La mayoría de los miembros de estas generaciones vivieron su infancia, adolescencia y juventud en medio de condiciones más duras comparadas a las de hoy. La pobreza era mucho más extendida, la esperanza de vida era menor, muchas de las comodidades actuales eran un lujo o inexistentes, la Democracia era mucho más rústica, el acceso al conocimiento era más restringido, y las opciones de entretenimiento masivo eran mucho más limitadas.

A los más veteranos les tocó lidiar con las heridas que dejaron dos guerras mundiales y las consecuencias de la debacle económica de los años 30 que se extendieron por varias décadas (consecuencias que incluyen el ascenso de los nazis que afortunadamente fueron finalmente derrotados).

Sin embargo, a medida que el tiempo transcurría, casi todas estas personas muy probablemente vieron mejorías en las condiciones socio-económicas.

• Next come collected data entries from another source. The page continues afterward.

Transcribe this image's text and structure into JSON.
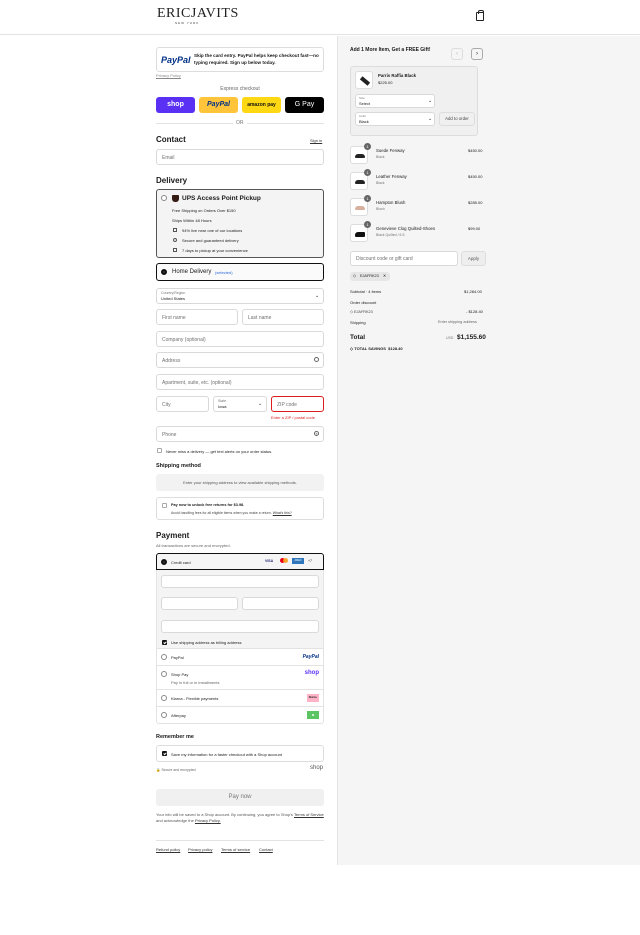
{
  "header": {
    "brand": "ERICJAVITS",
    "brand_sub": "NEW YORK"
  },
  "paypal_banner": {
    "logo": "PayPal",
    "text": "Skip the card entry. PayPal helps keep checkout fast—no typing required. Sign up below today.",
    "privacy": "Privacy Policy"
  },
  "express": {
    "label": "Express checkout",
    "shop": "shop",
    "paypal": "PayPal",
    "amazon": "amazon pay",
    "gpay": "G Pay",
    "or": "OR"
  },
  "contact": {
    "title": "Contact",
    "signin": "Sign in",
    "email_placeholder": "Email"
  },
  "delivery": {
    "title": "Delivery",
    "ups": {
      "title": "UPS Access Point Pickup",
      "line1": "Free Shipping on Orders Over $150",
      "line2": "Ships Within 48 Hours",
      "bullets": [
        "94% live near one of our locations",
        "Secure and guaranteed delivery",
        "7 days to pickup at your convenience"
      ]
    },
    "home": {
      "label": "Home Delivery",
      "selected": "(selected)"
    },
    "country_label": "Country/Region",
    "country": "United States",
    "first_name": "First name",
    "last_name": "Last name",
    "company": "Company (optional)",
    "address": "Address",
    "apartment": "Apartment, suite, etc. (optional)",
    "city": "City",
    "state_label": "State",
    "state": "Iowa",
    "zip": "ZIP code",
    "zip_error": "Enter a ZIP / postal code",
    "phone": "Phone",
    "sms": "Never miss a delivery — get text alerts on your order status."
  },
  "shipping": {
    "title": "Shipping method",
    "message": "Enter your shipping address to view available shipping methods.",
    "returns_title": "Pay now to unlock free returns for $3.98.",
    "returns_sub": "Avoid handling fees for all eligible items when you make a return.",
    "whats_this": "What's this?"
  },
  "payment": {
    "title": "Payment",
    "subtitle": "All transactions are secure and encrypted.",
    "credit_card": "Credit card",
    "cards": [
      "VISA",
      "MC",
      "AMEX",
      "+7"
    ],
    "billing_same": "Use shipping address as billing address",
    "methods": [
      {
        "label": "PayPal",
        "sub": "",
        "logo": "PayPal"
      },
      {
        "label": "Shop Pay",
        "sub": "Pay in full or in installments",
        "logo": "shop"
      },
      {
        "label": "Klarna - Flexible payments",
        "sub": "",
        "logo": "Klarna."
      },
      {
        "label": "Afterpay",
        "sub": "",
        "logo": "a"
      }
    ]
  },
  "remember": {
    "title": "Remember me",
    "save_label": "Save my information for a faster checkout with a Shop account",
    "secure": "Secure and encrypted",
    "shop": "shop"
  },
  "pay": {
    "button": "Pay now",
    "terms1": "Your info will be saved to a Shop account. By continuing, you agree to Shop's",
    "terms_link": "Terms of Service",
    "terms2": "and acknowledge the",
    "privacy_link": "Privacy Policy."
  },
  "footer": {
    "links": [
      "Refund policy",
      "Privacy policy",
      "Terms of service",
      "Contact"
    ]
  },
  "summary": {
    "upsell_title": "Add 1 More Item, Get a FREE Gift!",
    "upsell_item": {
      "name": "Parris Raffia Black",
      "price": "$225.00",
      "size_label": "Size",
      "size": "Select",
      "color_label": "Color",
      "color": "Black",
      "add": "Add to order"
    },
    "items": [
      {
        "qty": "1",
        "name": "Suede Fenway",
        "variant": "Black",
        "price": "$450.00"
      },
      {
        "qty": "1",
        "name": "Leather Fenway",
        "variant": "Black",
        "price": "$450.00"
      },
      {
        "qty": "1",
        "name": "Hampton Blush",
        "variant": "Blush",
        "price": "$285.00"
      },
      {
        "qty": "1",
        "name": "Genevieve Clog Quilted-Shoes",
        "variant": "Black Quilted / 6.5",
        "price": "$99.00"
      }
    ],
    "discount_placeholder": "Discount code or gift card",
    "apply": "Apply",
    "code": "EJAFRK23",
    "subtotal_label": "Subtotal · 4 items",
    "subtotal": "$1,284.00",
    "order_discount": "Order discount",
    "discount_code": "EJAFRK23",
    "discount_amount": "- $128.40",
    "shipping_label": "Shipping",
    "shipping_value": "Enter shipping address",
    "total_label": "Total",
    "currency": "USD",
    "total": "$1,155.60",
    "savings_label": "TOTAL SAVINGS",
    "savings": "$128.40"
  }
}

Muchos incluso pudieron comprar casas a precios que hoy en día nos parecen un disparate por lo bajos; y no es sólo cosa de la inflación pues, al hacer la conversión a dinero equivalente de hoy, nos damos cuenta que comprar una casa era mucho más accesible para los miembros de estas generaciones. Y hablo de casas, no diminutos y encerrados apartamentos. Grandes casas, muchas con patio y antejardín, que hoy en día pueden venderse en precios mucho más altos.

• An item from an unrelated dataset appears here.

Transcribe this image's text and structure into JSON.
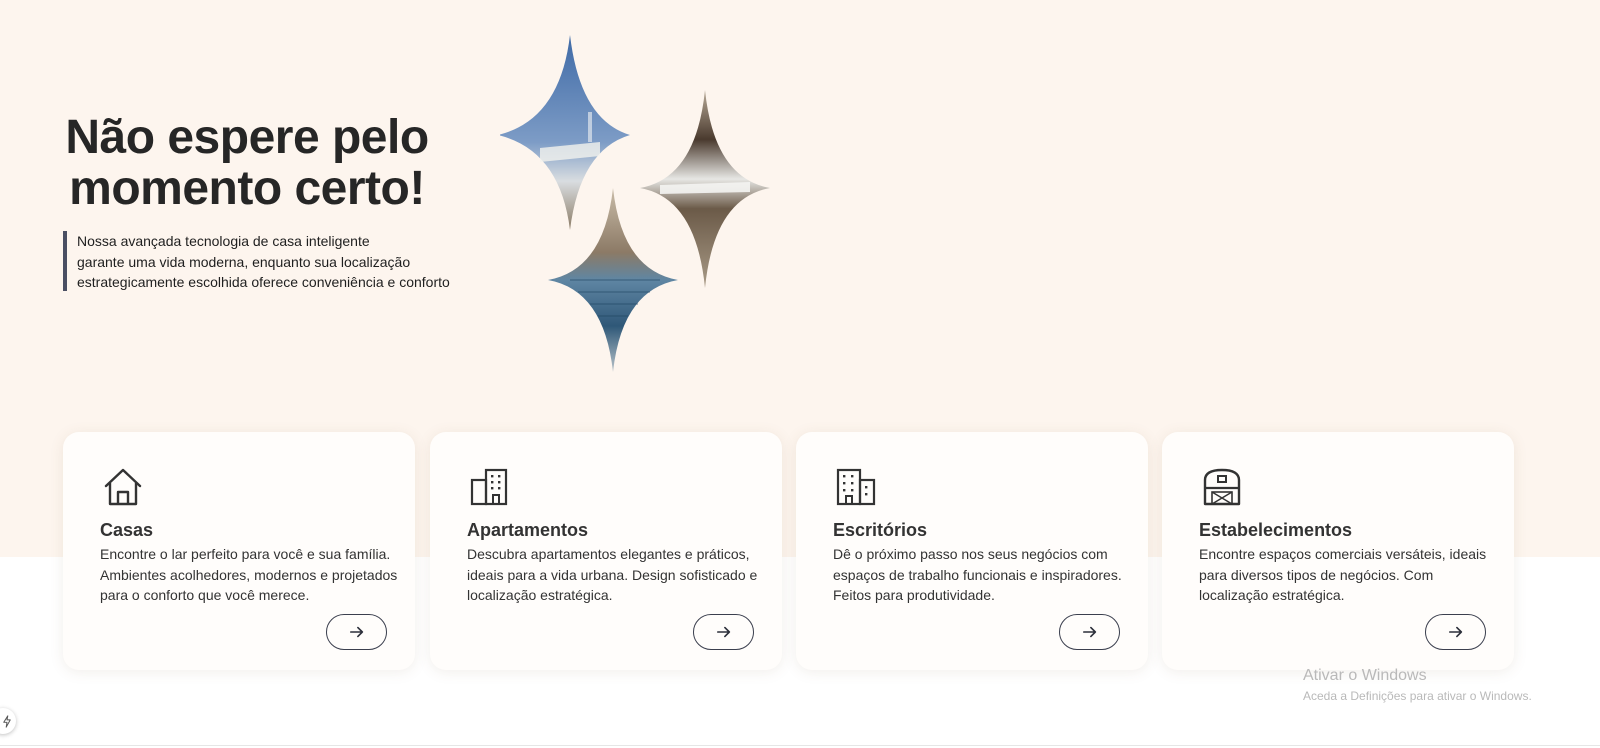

En el siglo XX, las libertades civiles de las mujeres y las minorías avanzaron fuertemente. La discriminación racial, aunque persiste, se convirtió en algo políticamente incorrecto. La televisión transformó la comunicación del individuo corriente con su entorno haciéndole desear conocer más de aquel mundo en el que vive. La industria musical explotó convirtiendo un arte en entretenimiento masivo por medio de la cultura pop, la radio y la TV. También emergió con fuerza la “industria de la moda” a manera de guía de cómo vestirse para verse acorde con los tiempos.

Cuando subjetivamente un miembro de estas generaciones afirma que todo tiempo pasado fue mejor, hay que entender que no es raro que alguien mayor de 50 años tenga ataques de nostalgia de vez en cuando; es comprensible extrañar la juventud. Así mismo, cuando un miembro de estas generaciones se queja de la relajación moral y de valores de la juventud actual, también es comprensible teniendo en cuenta que anteriormente les tocó un mundo mucho más reprimido por la religión, pero en el que, sin embargo, también pasaron cosas horribles. Los hechos demuestran que el mundo avanzó más positiva que negativamente en el siglo XX.

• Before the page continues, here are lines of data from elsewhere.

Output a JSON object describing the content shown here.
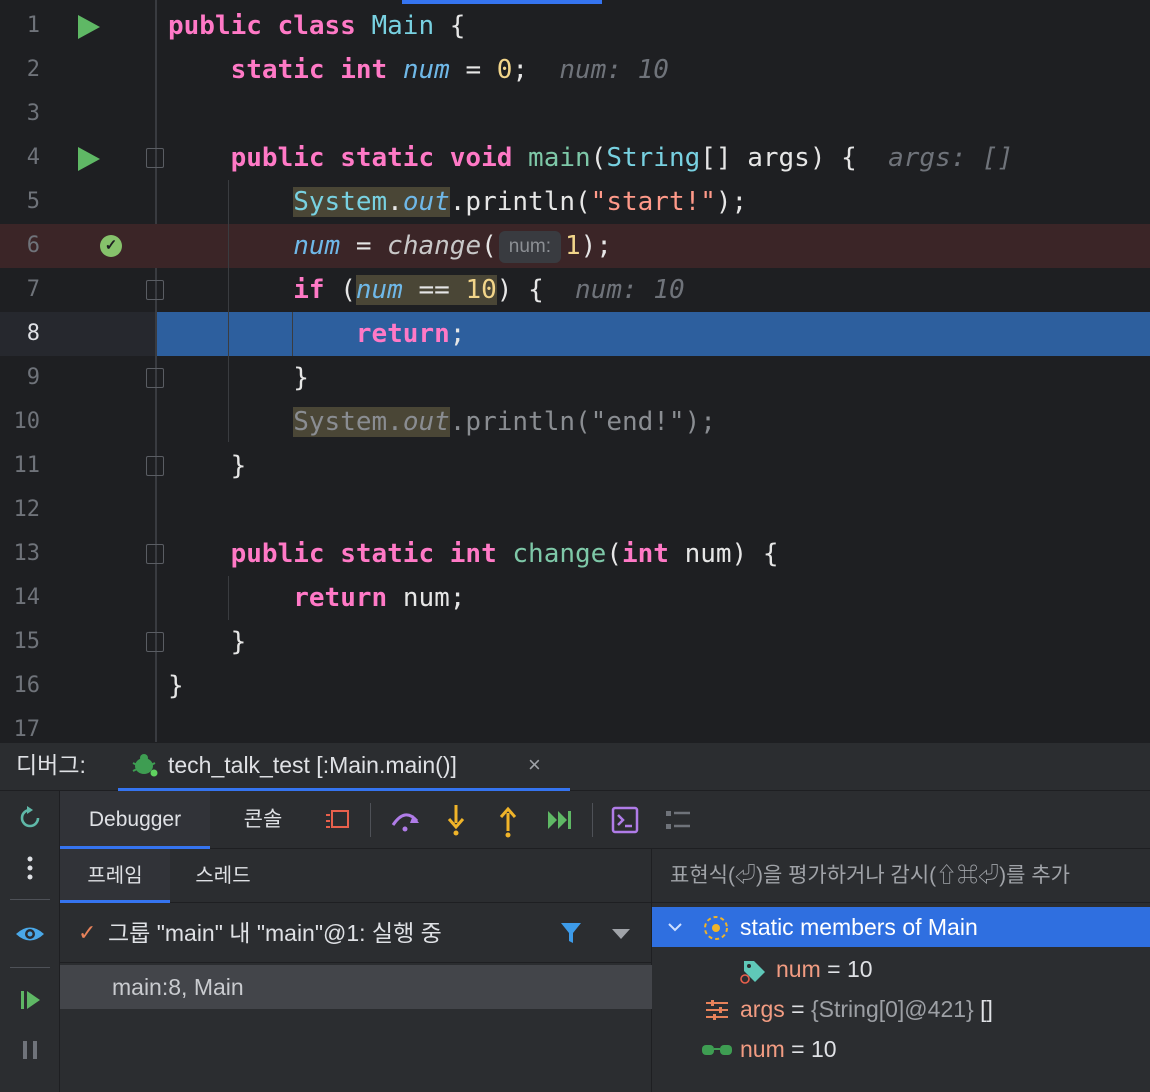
{
  "editor": {
    "lines": [
      {
        "n": "1"
      },
      {
        "n": "2"
      },
      {
        "n": "3"
      },
      {
        "n": "4"
      },
      {
        "n": "5"
      },
      {
        "n": "6"
      },
      {
        "n": "7"
      },
      {
        "n": "8"
      },
      {
        "n": "9"
      },
      {
        "n": "10"
      },
      {
        "n": "11"
      },
      {
        "n": "12"
      },
      {
        "n": "13"
      },
      {
        "n": "14"
      },
      {
        "n": "15"
      },
      {
        "n": "16"
      },
      {
        "n": "17"
      }
    ],
    "code": {
      "l1": [
        "public class",
        "Main",
        "{"
      ],
      "l2": [
        "static int",
        "num",
        "=",
        "0",
        ";",
        "num: 10"
      ],
      "l4": [
        "public static void",
        "main",
        "(",
        "String",
        "[] args) {",
        "args: []"
      ],
      "l5": [
        "System",
        ".",
        "out",
        ".println(",
        "\"start!\"",
        ");"
      ],
      "l6": [
        "num",
        "=",
        "change",
        "(",
        "num:",
        "1",
        ");"
      ],
      "l7": [
        "if",
        "(",
        "num",
        "==",
        "10",
        ") {",
        "num: 10"
      ],
      "l8": [
        "return",
        ";"
      ],
      "l9": [
        "}"
      ],
      "l10": [
        "System",
        ".",
        "out",
        ".println(\"end!\");"
      ],
      "l11": [
        "}"
      ],
      "l13": [
        "public static int",
        "change",
        "(",
        "int",
        "num) {"
      ],
      "l14": [
        "return",
        "num;"
      ],
      "l15": [
        "}"
      ],
      "l16": [
        "}"
      ]
    }
  },
  "debug": {
    "label": "디버그:",
    "session": "tech_talk_test [:Main.main()]",
    "close": "×",
    "tabs": {
      "debugger": "Debugger",
      "console": "콘솔"
    },
    "frames_tabs": {
      "frames": "프레임",
      "threads": "스레드"
    },
    "thread": "그룹 \"main\" 내 \"main\"@1: 실행 중",
    "frame": "main:8, Main",
    "eval_placeholder": "표현식(⏎)을 평가하거나 감시(⇧⌘⏎)를 추가",
    "vars": [
      {
        "name": "static members of Main"
      },
      {
        "name": "num",
        "eq": "=",
        "value": "10"
      },
      {
        "name": "args",
        "eq": "=",
        "value": "{String[0]@421}",
        "extra": "[]"
      },
      {
        "name": "num",
        "eq": "=",
        "value": "10"
      }
    ]
  },
  "colors": {
    "accent": "#3574f0",
    "execution_line": "#2d5f9e",
    "breakpoint_line": "#3b2527",
    "run": "#5fb865"
  }
}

Al morir, seguramente muchas de estas personas podrían decir que dejan el mundo mejor que como lo encontraron.

Ellos son los reales ganadores. Y me temo que ninguna otra generación les podrá quitar eso.

2- Las Generaciones de Transición – O nacidos entre 1965 y 1994.

Los que nacimos entre 1965 y 1994 somos todo terreno. Hemos sido testigos de un notable avance en la tecnología de la información y las comunicaciones. Somos las verdaderas generaciones multimedia, más obligados que por decisión propia. Muchos alcanzamos a leer comics en el periódico que compraban los domingos en la casa o revistas de historietas de publicación mensual; recordamos días llenos de radio FM y a algunos les tocó la época del dominio absoluto del AM; la televisión tuvo una gran influencia en la infancia, adolescencia o primeros años de la vida adulta; los que ya teníamos cierta edad en los 80s, 90s y principios de los 2000s vivimos plenamente el inicio de una revolución informática con la masificación del computador personal más la aparición del Internet con acceso a una inmensa cantidad de información sin salir de nuestras casas, variados recursos digitales y graduales cambios de paradigmas en múltiples negocios e industrias.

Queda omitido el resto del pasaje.